Experts make recommendations for aHUS management in adults
Guidance would aid doctors with less knowledge of the disease
A team of five experts from across Spain got together to reach a consensus on a set of recommendations for how to best manage atypical hemolytic uremic syndrome (aHUS) in adults.
The consensus offers guidance for doctors with less experience in managing the disease. It covers the entire patient journey, from clinical suspicion to initiation and discontinuation of treatment with C5 inhibitors, the only medications approved for use in aHUS.
“The experts who participated advocate early treatment, maintenance for at least 6–12 months and treatment interruption guided by genetic background, trigger factors, risk of relapse and evolution,” the team wrote.
The recommendations were described in the study “Recommendations for the individualised management of atypical hemolytic uremic syndrome in adults,” which was published in Frontiers in Medicine.
aHUS occurs when an overly active complement system causes inflammation and blood clots in small blood vessels, especially those in the kidneys. The complement system is a part of the immune system that normally helps the body fight infection and remove damaged cells.
Treatment specialized to the patient’s needs
While the disease is most often caused by mutations, its symptoms usually appear following a trigger event, for example, an infection. Because aHUS may not look the same for every patient, treatment should be tailored to address individual needs.
The C5 inhibitors Soliris (eculizumab) and Ultomiris (ravulizumab), which work by blocking the C5 complement protein, improve the prognosis of aHUS patients and have become the cornerstone of treatment for the disease.
But despite therapeutic advances, “guidelines are not timely updated and achieving a consensus on management recommendations remains a topic of ongoing discussion,” the researchers wrote.
To reach a consensus on general and patient-specific recommendations for managing aHUS, a scientific committee of five aHUS experts, all specialized in kidney care, reviewed the available literature from 2012-2022 and selected relevant publications about treatment approaches.
Potential recommendations for treatment initiation, monitoring, discontinuation, and post-discontinuation follow-up were proposed at an initial online meeting. General and patient-specific recommendations were evaluated by all committee members in the form of a two-part online questionnaire, and validated during a second meeting.
According to the general recommendations, patients with a clear suspicion or a confirmed diagnosis of aHUS should be treated with first-line C5 inhibitors within 24 hours of the clinical suspicion.
Treatment with C5 inhibitors should be maintained for at least six to 12 months, including at least three months of treatment after kidney function has returned to normal or remained stable.
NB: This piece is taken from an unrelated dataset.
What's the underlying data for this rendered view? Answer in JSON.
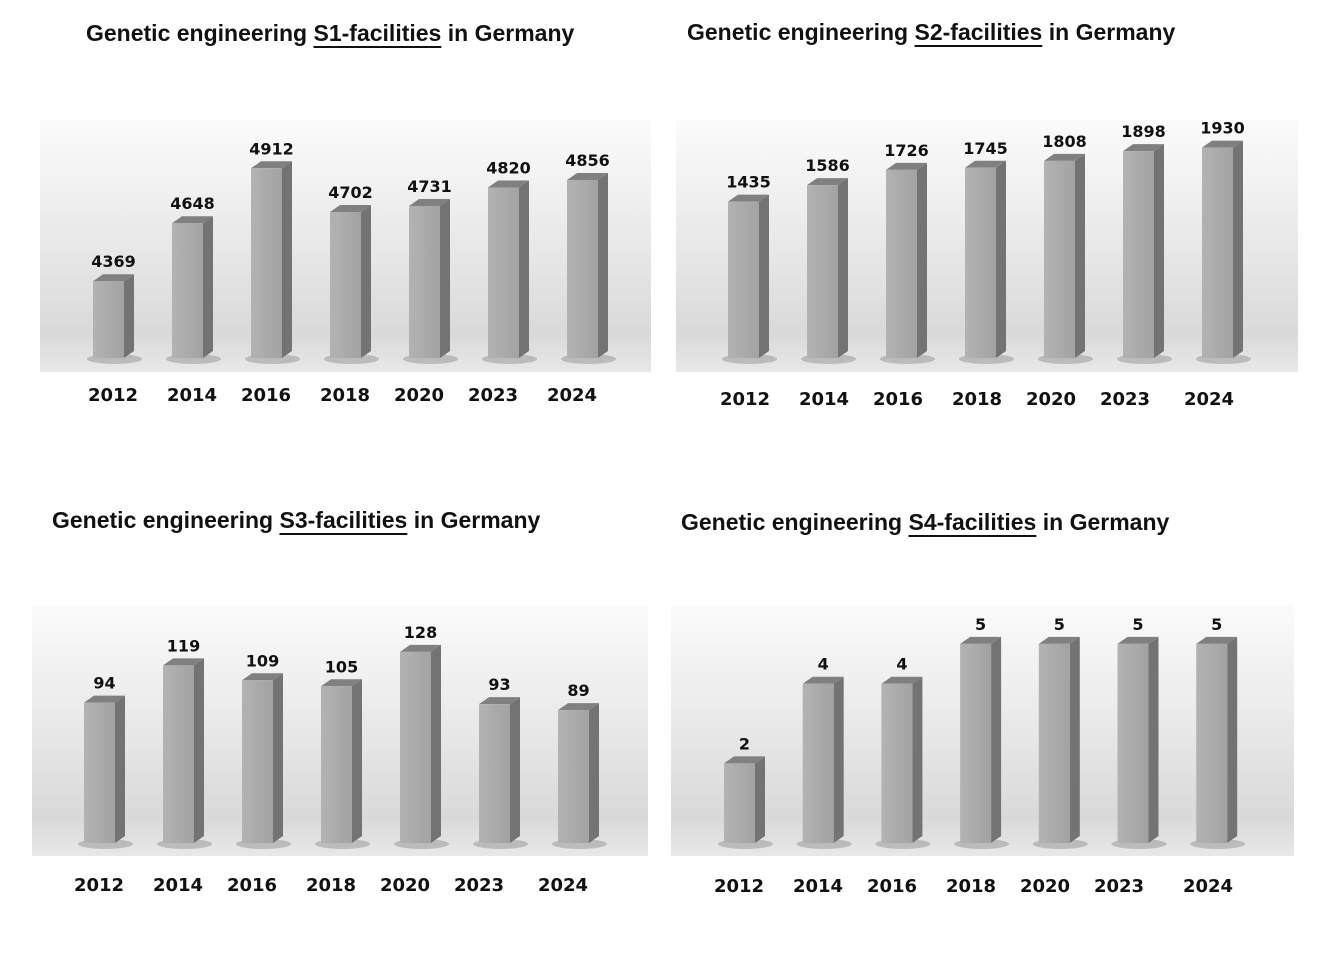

Patients at a high risk of relapse may need longer treatment.
However, treatment should be stopped before six months in patients who develop a severe infection or an allergic reaction to the medication as well as in those who fail to respond or are undergoing dialysis to replace kidney function without worsening aHUS.
Those not carrying disease-causing mutations in complement genes and showing either kidney function recovery or stability over the past three months or no severe manifestations outside the kidneys may also discontinue treatment before six months.
“The duration of treatment with C5 inhibitors, as well as when it should be interrupted, depends on the mutation and the trigger factors of aHUS and must be individualised according to each patient’s risk and evolution,” the team wrote.
They noted that while “the use of biomarkers for monitoring is currently difficult,” measuring the levels of certain complement proteins in the blood or urine may provide relevant information regarding kidney function. After discharge, patients should be monitored weekly to monthly for six months.
“Biomarkers should be widely available in routine clinical practice in the future,” the team wrote. However, “further research is needed to identify the optimal biomarkers for monitoring treatment,” they noted.
After treatment discontinuation, patients should be closely monitored and treatment should be immediately restarted in case of relapse. Also, the experts agreed patients should be aware of the warning signs and symptoms of a potential relapse.
Recommendations for 6 specific patient profiles provided
The team also provided recommendations for six specific patient profiles. For example, patients carrying mutations in complement genes or with aHUS associated with pregnancy should be treated for at least six to 12 months.
Those with aHUS associated with a kidney transplant should be treated until kidney function has recovered, as long as disease-causing mutations are not detected. Also, patients whose disease is linked to a non-kidney transplant, medications, or an autoimmune disease or infection should be treated until signs of aHUS have disappeared, unless mutations are identified.
“Although it is currently difficult to confirm the diagnosis in advance and to begin treatment with certainty, early initiation is always recommended in case of clinical suspicion of aHUS,” the team wrote, adding “treatment duration must be individualised according to [a] patient’s risk and evolution.”